Wydaje mi się, że UE, która reprezentuje państwa członkowskie, powinna być mediatorem między władzą a społeczeństwem na Białorusi – ocenił w rozmowie z dziennikarzami w Rydze minister spraw zagranicznych Jacek Czaputowicz.

Szef polskiej dyplomacji, pytany o kwestię mediacji między prezydentem Alaksandrem Łukaszenką a protestującym społeczeństwem, odparł, że rolę mediatora powinna pełnić UE. Dodał, że w tym duchu rozmawiał w poniedziałek z szefem unijnej dyplomacji Josepem Borrellem.

"Ze swojej strony my byśmy na pewno wspierali ten proces, bo ten dialog jest konieczny, żeby rozpocząć rozmowy ze społeczeństwem, reformować państwo w kierunku takim, który byłby korzystny dla społeczeństwa białoruskiego i akceptowany przez UE" – mówił Czaputowicz.

"Rola UE powinna być kluczowa, ale my jako sąsiad jesteśmy gotowi wspierać i ja też będę wspierał tego typu działania" – dodał.

Od niedzieli w Mińsku i innych miastach Białorusi trwają protesty.
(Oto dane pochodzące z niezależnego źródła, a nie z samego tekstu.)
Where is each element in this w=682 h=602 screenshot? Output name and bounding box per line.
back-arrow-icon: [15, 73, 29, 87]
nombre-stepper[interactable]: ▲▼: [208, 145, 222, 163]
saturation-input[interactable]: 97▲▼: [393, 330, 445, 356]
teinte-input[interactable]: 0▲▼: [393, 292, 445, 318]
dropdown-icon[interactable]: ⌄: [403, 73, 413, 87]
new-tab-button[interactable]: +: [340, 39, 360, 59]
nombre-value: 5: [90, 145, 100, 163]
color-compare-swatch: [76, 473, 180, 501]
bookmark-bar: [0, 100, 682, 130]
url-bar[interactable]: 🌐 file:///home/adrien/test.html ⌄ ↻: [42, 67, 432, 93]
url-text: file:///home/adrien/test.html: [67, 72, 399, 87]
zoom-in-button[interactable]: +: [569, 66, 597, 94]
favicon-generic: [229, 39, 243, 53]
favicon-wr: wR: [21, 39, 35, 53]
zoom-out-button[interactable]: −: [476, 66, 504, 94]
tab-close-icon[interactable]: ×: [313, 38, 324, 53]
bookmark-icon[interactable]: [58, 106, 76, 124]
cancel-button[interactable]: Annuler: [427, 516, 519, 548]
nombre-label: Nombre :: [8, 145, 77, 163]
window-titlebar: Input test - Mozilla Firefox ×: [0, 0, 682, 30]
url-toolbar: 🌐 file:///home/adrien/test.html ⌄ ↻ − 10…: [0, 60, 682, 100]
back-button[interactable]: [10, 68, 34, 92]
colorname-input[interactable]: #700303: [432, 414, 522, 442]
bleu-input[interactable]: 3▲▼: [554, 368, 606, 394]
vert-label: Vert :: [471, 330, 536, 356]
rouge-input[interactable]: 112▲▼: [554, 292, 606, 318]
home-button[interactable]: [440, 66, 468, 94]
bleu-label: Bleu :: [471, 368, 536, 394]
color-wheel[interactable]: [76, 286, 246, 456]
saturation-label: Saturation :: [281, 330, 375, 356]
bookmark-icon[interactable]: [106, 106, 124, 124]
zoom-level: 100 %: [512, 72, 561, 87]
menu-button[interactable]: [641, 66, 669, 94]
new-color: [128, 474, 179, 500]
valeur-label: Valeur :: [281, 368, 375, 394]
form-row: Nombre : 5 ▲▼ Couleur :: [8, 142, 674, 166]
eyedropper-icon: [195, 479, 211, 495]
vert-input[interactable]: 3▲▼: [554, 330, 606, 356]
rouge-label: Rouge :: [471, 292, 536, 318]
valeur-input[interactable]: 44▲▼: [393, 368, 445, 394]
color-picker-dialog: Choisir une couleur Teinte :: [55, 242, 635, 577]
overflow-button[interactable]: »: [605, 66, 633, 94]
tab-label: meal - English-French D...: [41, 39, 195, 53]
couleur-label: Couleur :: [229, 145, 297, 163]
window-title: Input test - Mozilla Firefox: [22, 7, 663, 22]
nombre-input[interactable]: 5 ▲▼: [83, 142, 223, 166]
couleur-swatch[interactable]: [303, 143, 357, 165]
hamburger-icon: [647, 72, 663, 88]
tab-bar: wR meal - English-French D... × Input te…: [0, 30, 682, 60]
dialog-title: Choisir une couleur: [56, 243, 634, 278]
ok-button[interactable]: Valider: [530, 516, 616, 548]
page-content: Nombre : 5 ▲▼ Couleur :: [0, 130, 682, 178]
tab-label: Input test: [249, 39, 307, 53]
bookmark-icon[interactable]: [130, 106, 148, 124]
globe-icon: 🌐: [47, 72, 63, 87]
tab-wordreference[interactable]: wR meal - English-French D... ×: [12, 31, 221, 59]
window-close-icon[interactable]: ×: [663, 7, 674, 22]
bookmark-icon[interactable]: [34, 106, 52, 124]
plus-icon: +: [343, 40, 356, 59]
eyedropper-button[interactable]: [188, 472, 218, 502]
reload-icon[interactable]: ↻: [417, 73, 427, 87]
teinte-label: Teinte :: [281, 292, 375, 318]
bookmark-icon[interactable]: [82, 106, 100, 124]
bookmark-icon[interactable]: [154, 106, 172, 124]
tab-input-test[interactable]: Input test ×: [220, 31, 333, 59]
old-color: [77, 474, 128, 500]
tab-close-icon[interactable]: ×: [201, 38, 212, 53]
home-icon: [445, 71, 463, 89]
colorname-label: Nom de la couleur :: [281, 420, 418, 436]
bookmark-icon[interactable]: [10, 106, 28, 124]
Demonstracje i starcia z milicją wybuchły w Mińsku po ogłoszeniu wyników oficjalnego badania exit poll, według którego w niedzielnych wyborach prezydenckich zwyciężył obecny szef państwa Alaksandr Łukaszenka, uzyskując ok. 80 proc. głosów, a jego główna rywalka Swiatłana Cichanouska mniej niż 10 proc. głosów.

Ciahnouska podjęła w poniedziałek decyzję o opuszczeniu Białorusi. We wtorek minister spraw zagranicznych Litwy Linas Linkeviczius poinformował, że Cichanouska jest bezpieczna na Litwie.